Article 173 : Explication et Exemple

Comprendre le droit simplement.

Texte Officiel
En vigueur
"Le père, la mère, et, à défaut de père et de mère, les aïeuls et aïeules peuvent former opposition au mariage de leurs enfants et descendants, même majeurs. Après mainlevée judiciaire d'une opposition au mariage formée par un ascendant, aucune nouvelle opposition, formée par un ascendant, n'est recevable ni ne peut retarder la célébration."

L'Explication Prémisse

En termes simples

L’article dit simplement que les parents (père et mère) — et si ceux‑ci n’existent pas, les grands‑parents — ont le droit de s’opposer au mariage de leurs enfants ou de leurs descendants (par exemple des petits‑enfants), même si ces derniers sont majeurs.
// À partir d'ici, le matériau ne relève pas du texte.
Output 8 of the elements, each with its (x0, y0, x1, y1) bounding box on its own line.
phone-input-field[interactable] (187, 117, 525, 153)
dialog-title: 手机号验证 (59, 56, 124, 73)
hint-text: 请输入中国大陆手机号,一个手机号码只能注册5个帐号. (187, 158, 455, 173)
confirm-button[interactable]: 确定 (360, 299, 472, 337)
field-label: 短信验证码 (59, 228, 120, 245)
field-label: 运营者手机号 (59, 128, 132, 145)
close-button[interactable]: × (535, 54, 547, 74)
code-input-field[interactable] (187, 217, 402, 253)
Si un ascendant saisit le juge pour faire lever son opposition et que le juge ordonne la mainlevée, aucun autre ascendant ne pourra à nouveau s’opposer au mariage ni retarder sa célébration.

Exemple Concret

Sophie, 30 ans, veut épouser Marc. Son père s’oppose et dépose une opposition auprès de la mairie. Sophie et Marc saisissent le juge qui, après examen, prononce la mainlevée de l’opposition du père. Après cette décision, la grand‑mère de Sophie ne peut pas déposer une nouvelle opposition qui empêcherait ou retarderait la cérémonie.

Points Clés à Retenir
  • Qui peut s’opposer : le père et la mère ; à défaut d’eux, les aïeuls (grands‑parents).
  • À qui s’applique l’opposition : aux enfants et autres descendants (ex. petits‑enfants), y compris s’ils sont majeurs.
  • Effet pratique : une opposition d’un ascendant peut empêcher ou retarder la célébration tant qu’elle n’est pas levée.
  • Mainlevée judiciaire : si un juge ordonne la mainlevée de l’opposition d’un ascendant, cette décision empêche tout nouvel acte d’opposition émanant d’un ascendant.
  • Portée de la mainlevée : une fois levée judiciairement, aucune nouvelle opposition par un ascendant n’est recevable ni ne peut retarder le mariage (effet de chose jugée entre ascendants).
  • Limitation : l’article vise spécifiquement les ascendants ; d’autres personnes (ex. frères, sœurs, tiers) ne sont pas visées par cette règle particulière.